Discharge Planning

Discharge Planning

Discharge planning services should be provided to support people leaving any type of institution, particularly, but not only after a long stay. This can include jail or other corrections facilities, hospitals, addiction treatment facilities, child welfare facilities, or mental health programs. Support in transition even from shelters to housing is key for people who have experienced long-term homelessness or for Aboriginal peoples moving from a reserve to an urban area. 

Discharge planning includes preparing someone to live independently or with certain supports in a non-institutional setting. For someone who has become ‘institutionalized’ after a long period of residential living they may be unprepared to cope with the independence they now face. They also need supports to develop their post-institutional plan including housing options, medical/psychiatric supports, counselling, identification, financial assistance/employment, education, etc. 

Discharge planning is not always embedded into programs and institutions or it may come too late in the process to be useful for someone with high needs. In Ontario for example, approximately 2/3s of provincial inmates are currently on remand. This means they are incarcerated without being convicted (pre-trial custody). These individuals may be released directly from court if their charges are dismissed, or if they are convicted but credited with ‘time served’. As a result, they are ineligible for any type of discharge planning services as these are provided to inmates only post-conviction. Many people are released directly from jail/court to the streets/shelters without a fixed address. 

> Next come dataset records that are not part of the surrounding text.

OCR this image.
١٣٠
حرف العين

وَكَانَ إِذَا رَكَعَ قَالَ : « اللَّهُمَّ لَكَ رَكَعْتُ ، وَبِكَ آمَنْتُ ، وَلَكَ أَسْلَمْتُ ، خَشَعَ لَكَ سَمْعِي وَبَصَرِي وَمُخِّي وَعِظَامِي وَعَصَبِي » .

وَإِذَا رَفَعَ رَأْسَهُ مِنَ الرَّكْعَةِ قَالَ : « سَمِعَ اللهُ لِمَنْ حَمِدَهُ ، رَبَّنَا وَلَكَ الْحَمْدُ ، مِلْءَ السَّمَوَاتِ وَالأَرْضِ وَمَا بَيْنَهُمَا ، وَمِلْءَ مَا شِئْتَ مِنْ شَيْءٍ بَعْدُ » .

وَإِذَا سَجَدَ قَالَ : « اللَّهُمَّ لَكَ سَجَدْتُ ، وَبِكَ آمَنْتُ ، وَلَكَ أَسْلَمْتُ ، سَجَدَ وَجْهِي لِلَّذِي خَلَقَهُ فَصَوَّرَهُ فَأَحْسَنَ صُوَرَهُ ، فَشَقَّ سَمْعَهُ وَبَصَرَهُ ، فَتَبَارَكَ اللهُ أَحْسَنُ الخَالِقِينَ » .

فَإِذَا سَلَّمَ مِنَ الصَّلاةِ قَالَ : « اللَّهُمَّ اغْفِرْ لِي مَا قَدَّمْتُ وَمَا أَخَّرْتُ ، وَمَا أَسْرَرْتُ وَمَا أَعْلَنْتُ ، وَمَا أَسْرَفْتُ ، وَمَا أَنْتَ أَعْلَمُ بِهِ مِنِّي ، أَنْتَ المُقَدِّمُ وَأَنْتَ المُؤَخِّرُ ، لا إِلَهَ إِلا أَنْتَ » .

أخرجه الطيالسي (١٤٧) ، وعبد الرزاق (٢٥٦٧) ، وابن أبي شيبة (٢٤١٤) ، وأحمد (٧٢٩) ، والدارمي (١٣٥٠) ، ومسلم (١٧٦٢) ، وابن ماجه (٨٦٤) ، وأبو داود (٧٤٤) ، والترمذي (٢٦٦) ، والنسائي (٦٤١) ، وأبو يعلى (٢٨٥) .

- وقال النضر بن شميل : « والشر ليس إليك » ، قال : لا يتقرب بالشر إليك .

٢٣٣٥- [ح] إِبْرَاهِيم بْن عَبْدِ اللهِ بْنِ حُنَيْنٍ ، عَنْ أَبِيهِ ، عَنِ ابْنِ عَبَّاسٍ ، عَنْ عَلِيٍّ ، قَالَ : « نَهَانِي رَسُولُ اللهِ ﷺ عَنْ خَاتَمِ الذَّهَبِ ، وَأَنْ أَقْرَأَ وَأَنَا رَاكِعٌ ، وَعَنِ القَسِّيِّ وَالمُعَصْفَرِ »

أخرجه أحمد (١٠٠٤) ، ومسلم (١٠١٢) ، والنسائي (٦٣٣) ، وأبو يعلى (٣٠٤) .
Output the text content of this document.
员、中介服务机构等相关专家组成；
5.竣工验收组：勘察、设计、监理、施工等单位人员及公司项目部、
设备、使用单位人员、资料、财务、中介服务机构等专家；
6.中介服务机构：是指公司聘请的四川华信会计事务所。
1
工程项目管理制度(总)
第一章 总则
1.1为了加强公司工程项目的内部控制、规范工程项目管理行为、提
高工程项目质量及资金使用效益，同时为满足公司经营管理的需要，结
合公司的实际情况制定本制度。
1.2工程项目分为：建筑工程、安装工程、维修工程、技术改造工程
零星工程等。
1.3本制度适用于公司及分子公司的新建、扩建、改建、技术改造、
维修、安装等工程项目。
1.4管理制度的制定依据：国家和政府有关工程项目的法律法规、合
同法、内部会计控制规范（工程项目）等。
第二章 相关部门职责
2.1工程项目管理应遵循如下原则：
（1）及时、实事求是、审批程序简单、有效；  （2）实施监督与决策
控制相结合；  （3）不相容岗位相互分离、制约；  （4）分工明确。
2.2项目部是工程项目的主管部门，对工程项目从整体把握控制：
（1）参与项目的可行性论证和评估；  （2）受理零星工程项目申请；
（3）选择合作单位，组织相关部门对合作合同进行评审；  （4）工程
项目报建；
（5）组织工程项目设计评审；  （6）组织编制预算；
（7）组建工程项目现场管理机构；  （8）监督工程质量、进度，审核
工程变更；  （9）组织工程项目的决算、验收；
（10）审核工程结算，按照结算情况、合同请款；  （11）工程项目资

For people facing multiple issues (i.e. poverty and mental health or addictions issues) there is a need to start discharge planning as early as possible. If someone without a fixed address is hospitalized for a month or two for surgery/recovery/rehabilitation the search for housing and income supports should start at the beginning of their hospitalization, not at the end (which is when discharge planning commonly occurs). 

Unfortunately, discharge programs are very inconsistent across the country and non-existent in some regions. There may be a list of support services, rehabilitation programs and self-help groups available at the hospital but there are usually long waiting lists for supportive housing such as group homes, a boarding house, an apartment, a room, or shared accommodations.